MontaVista Debuts New Edition Of Carrier-Grade Linux

Latest version of Carrier-Grade Linux lets telecom-equipment makers build less expensive, high-availability network components.
The movement to embed Linux into telecommunications infrastructures where continuous uptime is essential got a boost Monday when MontaVista Software Inc. introduced the latest version of its Carrier-Grade Linux open-source operating system. Carrier-Grade Edition 4.0 is built on the latest Linux 2.6 kernel and is designed to give telecom-equipment makers the tools they need to build less expensive, high-availability network components.

The Open Source Development Lab formed the Carrier-Grade Linux, or CGL, working group in 2002 and has issued several sets of specifications that outline the requirements that Linux must meet to serve as a telecom operating system. The goal is to offer features within Linux that accommodate the telecom industry's rigorous requirements for availability and reliability, which are much higher than most enterprise data centers.

Carrier-Grade Linux is essentially the Linux kernel supplemented by open-source software that helps meet the OSDL's requirements defining a carrier-quality operating system, says Bob Monkman, MontaVista's senior manager of product marketing. Carrier-Grade Edition is MontaVista's open-source operating system for use with system network equipment developed by vendors such as Nortel Networks and Lucent Technologies.
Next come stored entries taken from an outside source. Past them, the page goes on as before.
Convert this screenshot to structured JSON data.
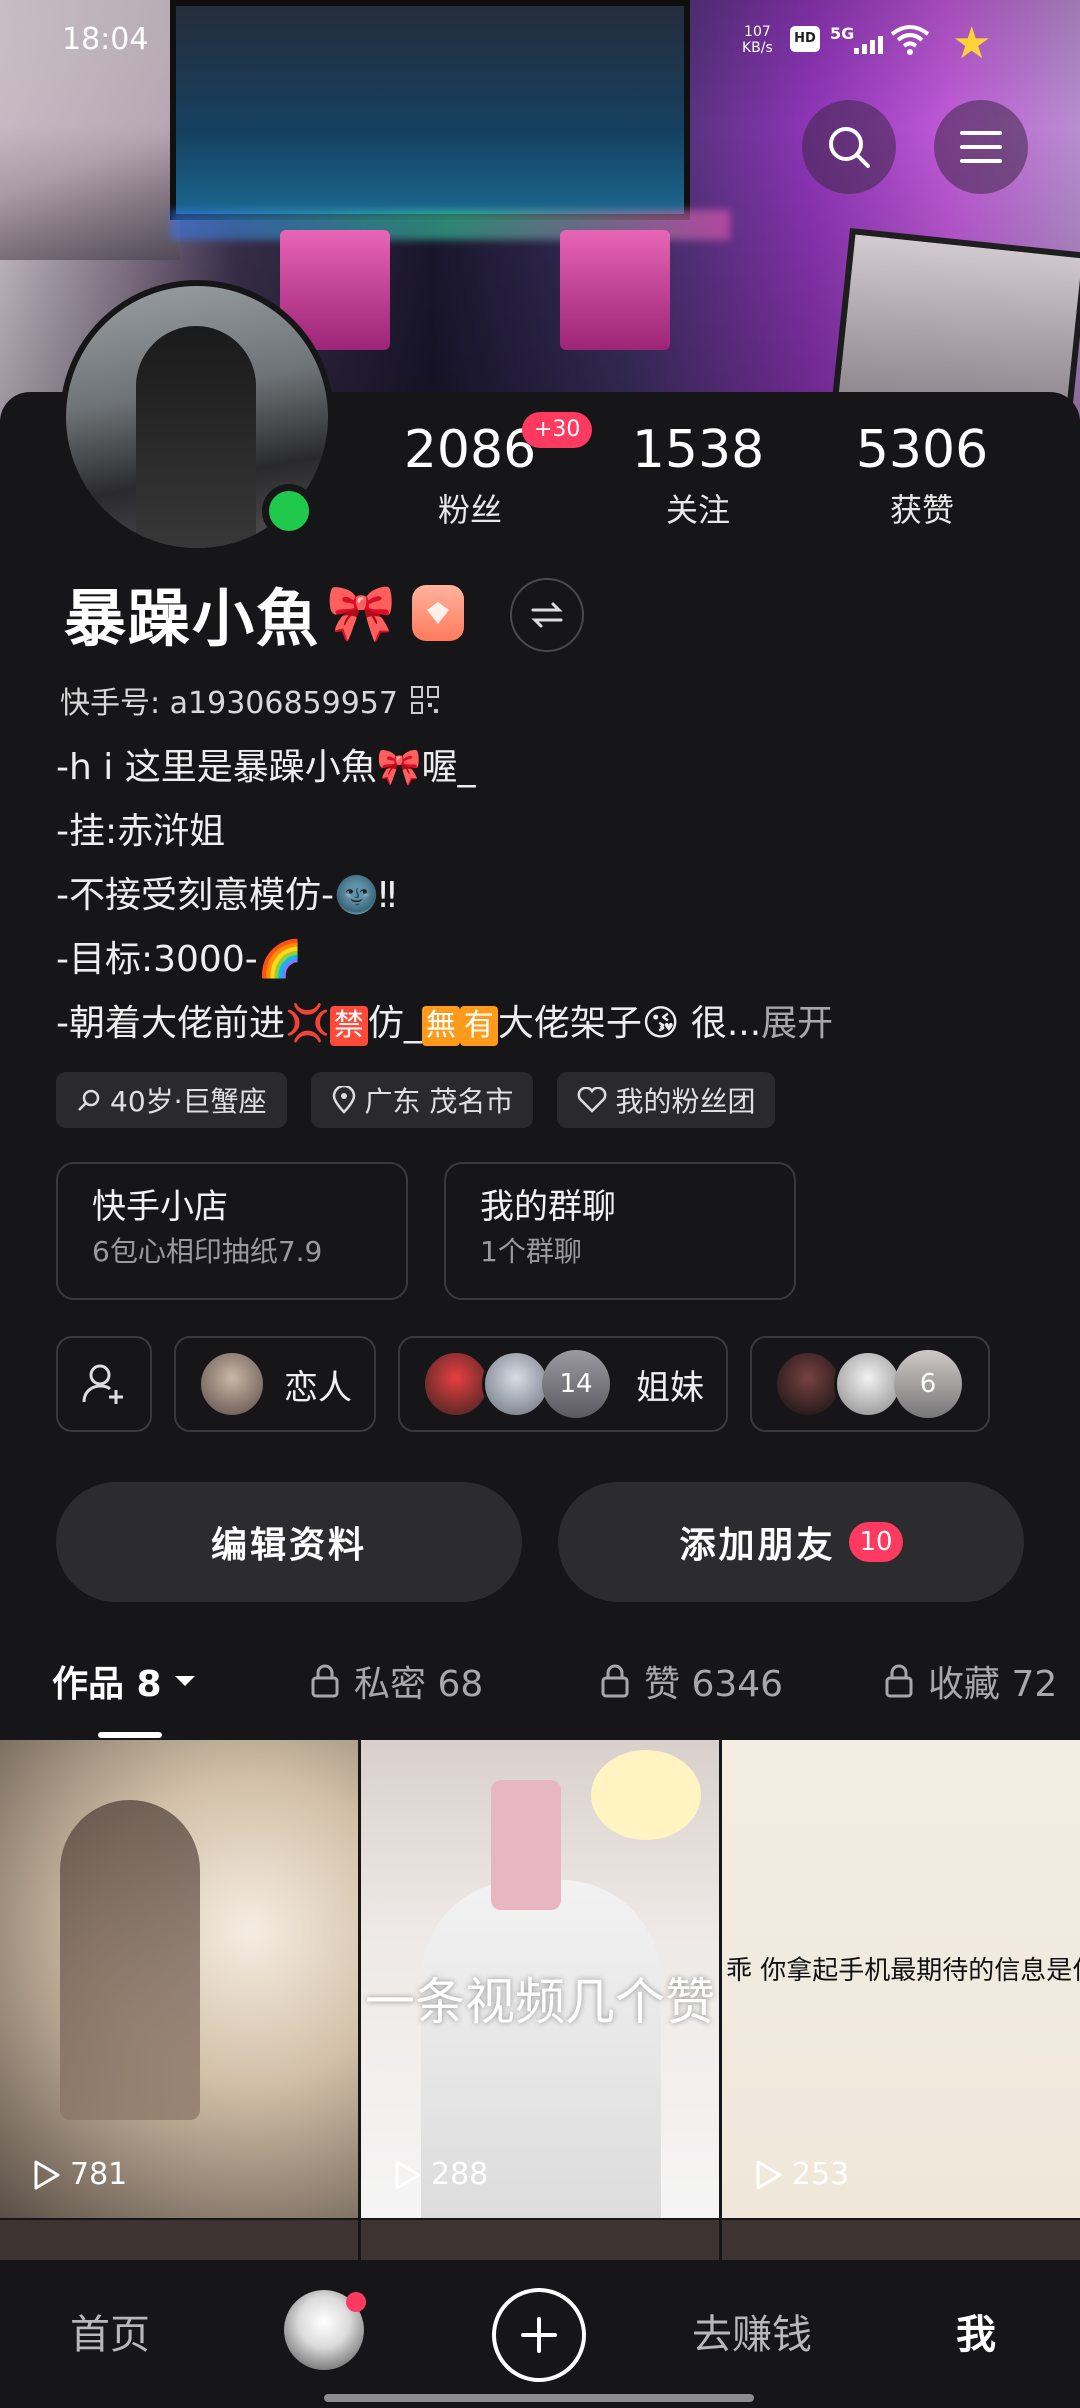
{
  "status_bar": {
    "time": "18:04",
    "net_speed": "107",
    "net_unit": "KB/s",
    "hd": "HD",
    "network": "5G"
  },
  "profile": {
    "stats": [
      {
        "value": "2086",
        "label": "粉丝",
        "badge": "+30"
      },
      {
        "value": "1538",
        "label": "关注"
      },
      {
        "value": "5306",
        "label": "获赞"
      }
    ],
    "name": "暴躁小魚",
    "name_emoji": "🎀",
    "kuaishou_id": "快手号: a19306859957",
    "bio": {
      "line1": "-h i 这里是暴躁小魚🎀喔_",
      "line2": "-挂:赤浒姐",
      "line3": "-不接受刻意模仿-🌚‼",
      "line4": "-目标:3000-🌈",
      "line5_a": "-朝着大佬前进💢",
      "line5_b": "禁",
      "line5_c": "仿_",
      "line5_d": "無",
      "line5_e": "有",
      "line5_f": "大佬架子😘 很...",
      "more": "展开"
    },
    "tags": [
      "40岁·巨蟹座",
      "广东 茂名市",
      "我的粉丝团"
    ],
    "shop": {
      "title": "快手小店",
      "subtitle": "6包心相印抽纸7.9"
    },
    "group_chat": {
      "title": "我的群聊",
      "subtitle": "1个群聊"
    },
    "groups": [
      {
        "name": "恋人"
      },
      {
        "name": "姐妹",
        "count": "14"
      },
      {
        "count": "6"
      }
    ],
    "edit_button": "编辑资料",
    "add_friend_button": "添加朋友",
    "add_friend_badge": "10"
  },
  "tabs": [
    {
      "label": "作品 8"
    },
    {
      "label": "私密 68"
    },
    {
      "label": "赞 6346"
    },
    {
      "label": "收藏 72"
    }
  ],
  "videos": [
    {
      "views": "781"
    },
    {
      "views": "288",
      "caption": "一条视频几个赞"
    },
    {
      "views": "253",
      "caption": "乖 你拿起手机最期待的信息是什"
    }
  ],
  "bottom_nav": {
    "home": "首页",
    "earn": "去赚钱",
    "me": "我"
  },
  "colors": {
    "background": "#161618",
    "accent_red": "#ff3a60",
    "online_green": "#1ec94c"
  }
}
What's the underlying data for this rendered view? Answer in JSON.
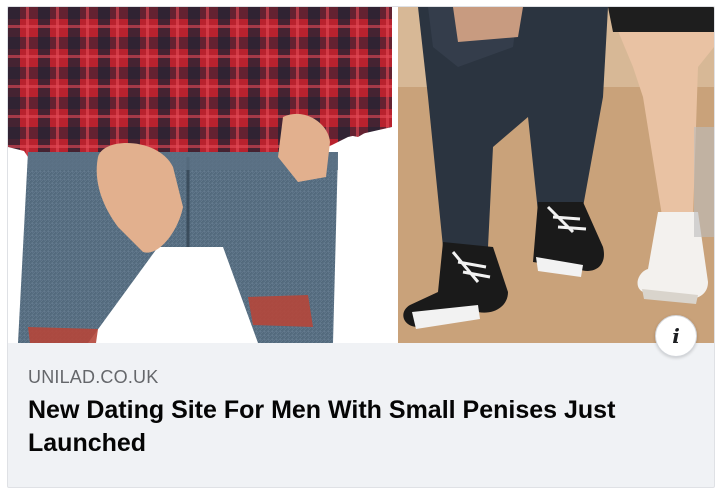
{
  "link_preview": {
    "domain": "UNILAD.CO.UK",
    "headline": "New Dating Site For Men With Small Penises Just Launched"
  },
  "images": {
    "left_photo": "man in red plaid shirt and ripped jeans",
    "right_photo": "couple's legs in jeans and sneakers sitting on ledge"
  },
  "icons": {
    "info": "i"
  },
  "colors": {
    "caption_background": "#f0f2f5",
    "domain_text": "#65676b",
    "headline_text": "#050505",
    "plaid_red": "#b8222e",
    "denim": "#4f6679"
  }
}
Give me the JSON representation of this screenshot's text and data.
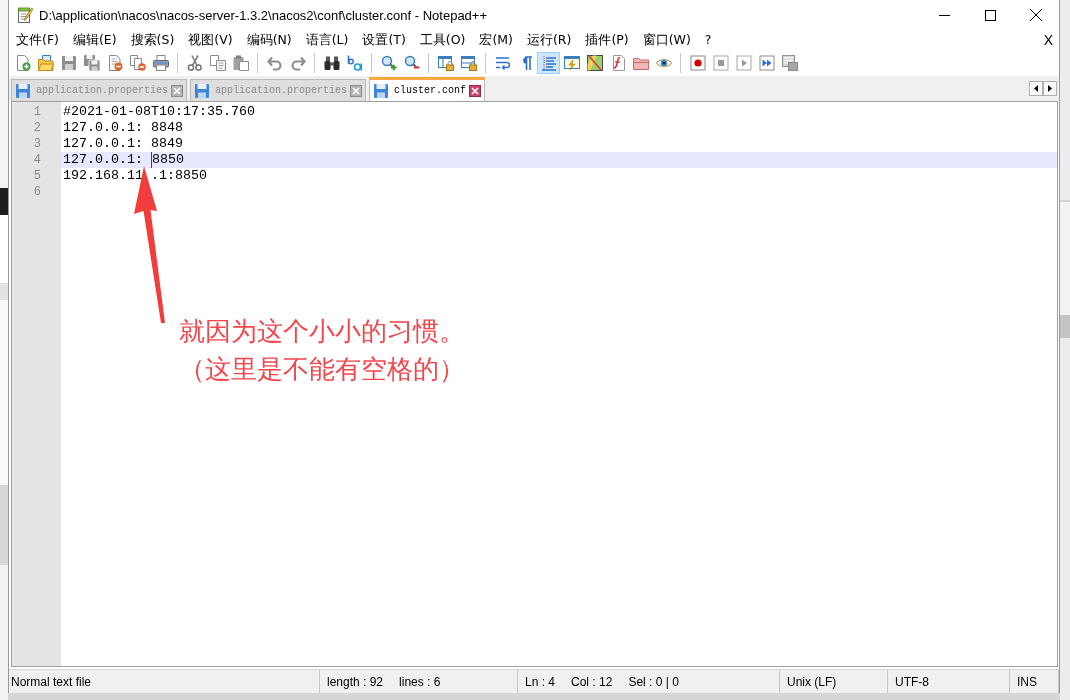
{
  "window": {
    "title": "D:\\application\\nacos\\nacos-server-1.3.2\\nacos2\\conf\\cluster.conf - Notepad++"
  },
  "menu": {
    "items": [
      "文件(F)",
      "编辑(E)",
      "搜索(S)",
      "视图(V)",
      "编码(N)",
      "语言(L)",
      "设置(T)",
      "工具(O)",
      "宏(M)",
      "运行(R)",
      "插件(P)",
      "窗口(W)",
      "?"
    ],
    "close_document": "X"
  },
  "toolbar": {
    "groups": [
      [
        {
          "kind": "new",
          "pressed": false,
          "disabled": false
        },
        {
          "kind": "open",
          "pressed": false,
          "disabled": false
        },
        {
          "kind": "save",
          "pressed": false,
          "disabled": true
        },
        {
          "kind": "saveall",
          "pressed": false,
          "disabled": true
        },
        {
          "kind": "close",
          "pressed": false,
          "disabled": false
        },
        {
          "kind": "closeall",
          "pressed": false,
          "disabled": false
        },
        {
          "kind": "print",
          "pressed": false,
          "disabled": false
        }
      ],
      [
        {
          "kind": "cut",
          "pressed": false,
          "disabled": true
        },
        {
          "kind": "copy",
          "pressed": false,
          "disabled": true
        },
        {
          "kind": "paste",
          "pressed": false,
          "disabled": true
        }
      ],
      [
        {
          "kind": "undo",
          "pressed": false,
          "disabled": true
        },
        {
          "kind": "redo",
          "pressed": false,
          "disabled": true
        }
      ],
      [
        {
          "kind": "find",
          "pressed": false,
          "disabled": false
        },
        {
          "kind": "replace",
          "pressed": false,
          "disabled": false
        }
      ],
      [
        {
          "kind": "zoomin",
          "pressed": false,
          "disabled": false
        },
        {
          "kind": "zoomout",
          "pressed": false,
          "disabled": false
        }
      ],
      [
        {
          "kind": "syncv",
          "pressed": false,
          "disabled": false
        },
        {
          "kind": "synch",
          "pressed": false,
          "disabled": false
        }
      ],
      [
        {
          "kind": "wrap",
          "pressed": false,
          "disabled": false
        },
        {
          "kind": "allchars",
          "pressed": false,
          "disabled": false
        },
        {
          "kind": "indent",
          "pressed": true,
          "disabled": false
        },
        {
          "kind": "udl",
          "pressed": false,
          "disabled": false
        },
        {
          "kind": "docmap",
          "pressed": false,
          "disabled": false
        },
        {
          "kind": "funclist",
          "pressed": false,
          "disabled": false
        },
        {
          "kind": "workspace",
          "pressed": false,
          "disabled": false
        },
        {
          "kind": "monitor",
          "pressed": false,
          "disabled": false
        }
      ],
      [
        {
          "kind": "record",
          "pressed": false,
          "disabled": false
        },
        {
          "kind": "stop",
          "pressed": false,
          "disabled": true
        },
        {
          "kind": "play",
          "pressed": false,
          "disabled": true
        },
        {
          "kind": "playmulti",
          "pressed": false,
          "disabled": false
        },
        {
          "kind": "savemacro",
          "pressed": false,
          "disabled": true
        }
      ]
    ]
  },
  "tabs": [
    {
      "label": "application.properties",
      "selected": false
    },
    {
      "label": "application.properties",
      "selected": false
    },
    {
      "label": "cluster.conf",
      "selected": true
    }
  ],
  "editor": {
    "lines": [
      {
        "number": "1",
        "current": false,
        "pieces": [
          {
            "kind": "text",
            "text": "#2021-01-08T10:17:35.760"
          }
        ]
      },
      {
        "number": "2",
        "current": false,
        "pieces": [
          {
            "kind": "text",
            "text": "127.0.0.1: 8848"
          }
        ]
      },
      {
        "number": "3",
        "current": false,
        "pieces": [
          {
            "kind": "text",
            "text": "127.0.0.1: 8849"
          }
        ]
      },
      {
        "number": "4",
        "current": true,
        "pieces": [
          {
            "kind": "text",
            "text": "127.0.0.1: "
          },
          {
            "kind": "caret"
          },
          {
            "kind": "text",
            "text": "8850"
          }
        ]
      },
      {
        "number": "5",
        "current": false,
        "pieces": [
          {
            "kind": "text",
            "text": "192.168.11"
          },
          {
            "kind": "covered"
          },
          {
            "kind": "text",
            "text": ".1:8850"
          }
        ]
      },
      {
        "number": "6",
        "current": false
      }
    ]
  },
  "annotation": {
    "lines": [
      "就因为这个小小的习惯。",
      "（这里是不能有空格的）"
    ]
  },
  "status_bar": {
    "sections": [
      [
        "Normal text file"
      ],
      [
        "length : 92",
        "lines : 6"
      ],
      [
        "Ln : 4",
        "Col : 12",
        "Sel : 0 | 0"
      ],
      [
        "Unix (LF)"
      ],
      [
        "UTF-8"
      ],
      [
        "INS"
      ]
    ]
  }
}
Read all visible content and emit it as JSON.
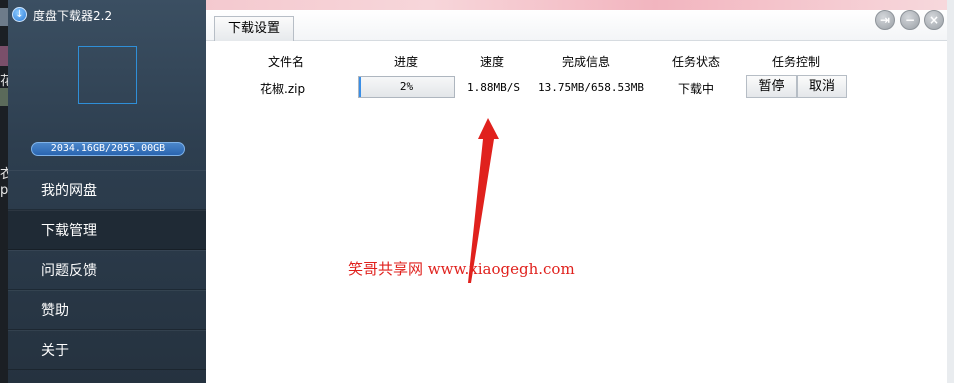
{
  "app": {
    "title": "度盘下载器2.2",
    "icon": "download-arrow-icon"
  },
  "desktop": {
    "left_text_1": "花",
    "left_text_2": "衣",
    "left_text_3": "p"
  },
  "account": {
    "quota": "2034.16GB/2055.00GB"
  },
  "sidebar": {
    "items": [
      {
        "label": "我的网盘"
      },
      {
        "label": "下载管理",
        "active": true
      },
      {
        "label": "问题反馈"
      },
      {
        "label": "赞助"
      },
      {
        "label": "关于"
      }
    ]
  },
  "toolbar": {
    "settings_label": "下载设置"
  },
  "window_controls": {
    "restore_icon": "⇥",
    "minimize_icon": "−",
    "close_icon": "×"
  },
  "downloads": {
    "columns": [
      "文件名",
      "进度",
      "速度",
      "完成信息",
      "任务状态",
      "任务控制"
    ],
    "rows": [
      {
        "filename": "花椒.zip",
        "progress_label": "2%",
        "progress_fraction": 0.02,
        "speed": "1.88MB/S",
        "completed": "13.75MB/658.53MB",
        "status": "下载中",
        "pause_label": "暂停",
        "cancel_label": "取消"
      }
    ]
  },
  "watermark": {
    "text": "笑哥共享网 www.xiaogegh.com",
    "color": "#e0211d"
  },
  "colors": {
    "accent": "#2a65b0",
    "arrow": "#e0211d"
  }
}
The maturation of Carrier-Grade Linux marks "an inflection point in the industry," Monkman says. Network-equipment providers typically didn't concern themselves with the operating systems that ran their technology. But three years after the introduction of the Carrier-Grade Linux working group, carriers have become keenly aware of Linux and are developing Linux strategies, he adds.

Version 4.0 supports Advanced Telecommunications Computing Architecture features as well as real-time capabilities. ATCA is a specification defined by the PCI Industrial Computer Manufacturers Group, a consortium of more than 450 companies that collaboratively develop open specifications for high-performance telecommunications and industrial-computing applications. PICMG members include Hewlett-Packard, IBM, Intel, Lucent Technologies, and Motorola. Version 4.0's real-time capabilities enable the interruption and reprioritization of workloads.

"The demand seems to be there for systems that offer high availability, are ATCA-based, and Linux-based," Monkman says. "Carriers want to deploy more standards-based systems based on ATCA and CGL."